Le point d’éclaircissement sur les biens de club :

Dans la typologie de Samuelson élaborée en 1954 (« The Pure Theory of Public Expenditive »), on distingue les biens selon les critères d’exclusivité et de rivalité. Un bien est rival quand la consommation de celui-ci peut empêcher sa consommation par un autre individu (et inversement pour la non-rivalité), et exclusif quand on peut empêcher une personne de consommer ce bien (et inversement pour la non-exclusivité). Aux deux extrêmes de cette typologie, on trouve les biens privés (rivaux et exclusifs) fournis par le marché et les biens collectifs purs (non-rivaux et non-exclusifs) fournis par la puissance publique (l’exemple le plus classique étant l’éclairage public). Les deux autres types de biens, à savoir les biens de club (non-rivalité et possibilité d’exclusion) et les biens communs (rivaux et sans possibilité d’exclusion) sont des biens collectifs dits « impurs » pouvant être fournis soit par le marché, soit par la puissance publique, ou encore par des solutions intermédiaires, en fonction des choix opérés par la collectivité. 

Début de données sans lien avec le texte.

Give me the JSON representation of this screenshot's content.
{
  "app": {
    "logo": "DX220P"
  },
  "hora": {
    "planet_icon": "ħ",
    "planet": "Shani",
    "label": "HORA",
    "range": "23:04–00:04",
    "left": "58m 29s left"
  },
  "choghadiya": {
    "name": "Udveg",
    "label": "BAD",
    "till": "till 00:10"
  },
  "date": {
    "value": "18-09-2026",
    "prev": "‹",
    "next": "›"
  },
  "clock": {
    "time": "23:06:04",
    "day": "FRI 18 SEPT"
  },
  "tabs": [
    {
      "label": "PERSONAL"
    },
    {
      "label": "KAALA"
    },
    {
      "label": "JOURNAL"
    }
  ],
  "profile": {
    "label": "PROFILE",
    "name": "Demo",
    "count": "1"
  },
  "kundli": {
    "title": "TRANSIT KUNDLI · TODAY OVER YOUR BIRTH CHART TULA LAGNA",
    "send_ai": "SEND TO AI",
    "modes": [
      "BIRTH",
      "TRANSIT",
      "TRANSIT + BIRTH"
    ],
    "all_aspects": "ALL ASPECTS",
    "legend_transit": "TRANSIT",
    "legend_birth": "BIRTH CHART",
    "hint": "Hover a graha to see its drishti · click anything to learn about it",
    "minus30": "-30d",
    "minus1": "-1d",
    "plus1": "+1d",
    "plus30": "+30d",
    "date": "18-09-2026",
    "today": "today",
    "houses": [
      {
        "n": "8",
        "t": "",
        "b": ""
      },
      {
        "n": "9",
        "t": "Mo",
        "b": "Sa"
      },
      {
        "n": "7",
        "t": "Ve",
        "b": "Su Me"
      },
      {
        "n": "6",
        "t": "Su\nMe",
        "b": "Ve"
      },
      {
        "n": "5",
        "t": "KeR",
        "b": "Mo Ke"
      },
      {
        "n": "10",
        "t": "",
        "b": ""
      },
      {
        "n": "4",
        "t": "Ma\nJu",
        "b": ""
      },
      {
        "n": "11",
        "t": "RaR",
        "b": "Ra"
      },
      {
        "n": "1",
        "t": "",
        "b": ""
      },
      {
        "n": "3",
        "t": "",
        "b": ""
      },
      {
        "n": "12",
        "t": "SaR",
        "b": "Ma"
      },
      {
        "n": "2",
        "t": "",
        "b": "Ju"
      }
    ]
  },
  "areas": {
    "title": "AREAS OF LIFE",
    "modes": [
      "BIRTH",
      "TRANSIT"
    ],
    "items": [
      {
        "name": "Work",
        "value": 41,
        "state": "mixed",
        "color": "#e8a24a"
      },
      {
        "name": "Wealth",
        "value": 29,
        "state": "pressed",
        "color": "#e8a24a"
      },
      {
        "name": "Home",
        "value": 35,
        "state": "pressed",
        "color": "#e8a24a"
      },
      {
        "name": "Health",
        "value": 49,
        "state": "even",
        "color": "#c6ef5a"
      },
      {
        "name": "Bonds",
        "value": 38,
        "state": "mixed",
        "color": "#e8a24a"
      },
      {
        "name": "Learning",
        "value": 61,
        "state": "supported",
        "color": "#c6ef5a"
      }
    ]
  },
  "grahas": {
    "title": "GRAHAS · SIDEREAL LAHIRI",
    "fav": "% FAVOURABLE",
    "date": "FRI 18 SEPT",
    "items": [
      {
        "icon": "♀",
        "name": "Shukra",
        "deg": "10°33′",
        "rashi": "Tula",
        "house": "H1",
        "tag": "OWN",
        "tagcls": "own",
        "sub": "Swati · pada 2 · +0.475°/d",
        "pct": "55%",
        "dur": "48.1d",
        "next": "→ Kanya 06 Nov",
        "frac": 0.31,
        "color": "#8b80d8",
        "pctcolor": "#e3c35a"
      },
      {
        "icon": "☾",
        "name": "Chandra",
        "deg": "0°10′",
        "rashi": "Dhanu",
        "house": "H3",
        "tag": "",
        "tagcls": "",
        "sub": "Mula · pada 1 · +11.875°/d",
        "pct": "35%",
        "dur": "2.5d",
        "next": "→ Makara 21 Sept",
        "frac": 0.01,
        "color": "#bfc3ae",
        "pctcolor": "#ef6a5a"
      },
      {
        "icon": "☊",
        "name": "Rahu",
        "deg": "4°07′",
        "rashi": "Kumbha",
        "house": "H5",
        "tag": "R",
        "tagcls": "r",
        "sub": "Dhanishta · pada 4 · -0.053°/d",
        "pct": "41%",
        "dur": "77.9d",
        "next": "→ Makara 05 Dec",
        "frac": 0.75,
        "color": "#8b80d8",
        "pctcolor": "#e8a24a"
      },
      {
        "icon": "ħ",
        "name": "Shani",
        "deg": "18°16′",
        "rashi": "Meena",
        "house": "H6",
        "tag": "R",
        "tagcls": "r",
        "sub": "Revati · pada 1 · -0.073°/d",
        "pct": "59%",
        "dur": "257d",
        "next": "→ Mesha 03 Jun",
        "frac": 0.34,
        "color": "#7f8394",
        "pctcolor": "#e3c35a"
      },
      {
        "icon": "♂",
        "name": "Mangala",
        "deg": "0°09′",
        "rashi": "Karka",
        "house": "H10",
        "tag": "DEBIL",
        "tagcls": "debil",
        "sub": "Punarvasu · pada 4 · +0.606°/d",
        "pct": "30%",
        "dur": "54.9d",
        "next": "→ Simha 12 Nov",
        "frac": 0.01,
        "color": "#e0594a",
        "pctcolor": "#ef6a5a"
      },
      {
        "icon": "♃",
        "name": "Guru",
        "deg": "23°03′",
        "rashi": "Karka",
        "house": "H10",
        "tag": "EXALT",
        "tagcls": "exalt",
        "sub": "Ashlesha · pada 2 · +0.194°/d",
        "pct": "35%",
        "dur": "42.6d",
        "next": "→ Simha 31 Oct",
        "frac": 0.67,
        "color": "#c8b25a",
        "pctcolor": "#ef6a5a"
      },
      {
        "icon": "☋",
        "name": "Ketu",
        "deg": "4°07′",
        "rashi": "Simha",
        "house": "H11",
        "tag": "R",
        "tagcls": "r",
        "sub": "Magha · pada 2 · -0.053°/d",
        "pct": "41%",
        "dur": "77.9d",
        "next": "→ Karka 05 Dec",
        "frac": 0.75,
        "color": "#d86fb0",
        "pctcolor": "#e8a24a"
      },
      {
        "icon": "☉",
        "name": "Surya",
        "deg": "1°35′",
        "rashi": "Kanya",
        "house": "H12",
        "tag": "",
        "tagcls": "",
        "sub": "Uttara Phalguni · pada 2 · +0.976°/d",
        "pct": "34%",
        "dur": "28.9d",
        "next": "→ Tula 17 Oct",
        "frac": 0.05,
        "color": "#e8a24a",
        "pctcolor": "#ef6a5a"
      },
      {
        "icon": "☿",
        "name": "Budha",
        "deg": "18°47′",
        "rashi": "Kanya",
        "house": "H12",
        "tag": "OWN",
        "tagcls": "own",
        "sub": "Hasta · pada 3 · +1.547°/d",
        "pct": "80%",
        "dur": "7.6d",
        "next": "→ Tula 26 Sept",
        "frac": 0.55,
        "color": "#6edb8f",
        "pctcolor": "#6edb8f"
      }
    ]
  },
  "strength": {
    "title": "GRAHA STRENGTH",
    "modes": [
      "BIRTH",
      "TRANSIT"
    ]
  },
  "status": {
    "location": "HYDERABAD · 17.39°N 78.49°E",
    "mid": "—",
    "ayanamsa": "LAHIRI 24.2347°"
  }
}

Les infrastructures comme les réseaux autoroutiers ou les transports publics sont des biens de club, parce-que la possibilité d’exclusion existe mais que ce sont des biens non-rivaux (l’accès d’une personne supplémentaire dans un transport public ne réduit pas l’accès à d’autres consommateurs, au moins jusqu’au point de saturation). Pour produire ce type de biens, le choix entre un établissement public ou une entreprise privée est un choix politique, sachant que le problème le plus important est le prix que doit payer l’usager (puisque la non-rivalité a pour conséquence que le coût marginal pour servir un utilisateur supplémentaire est nul).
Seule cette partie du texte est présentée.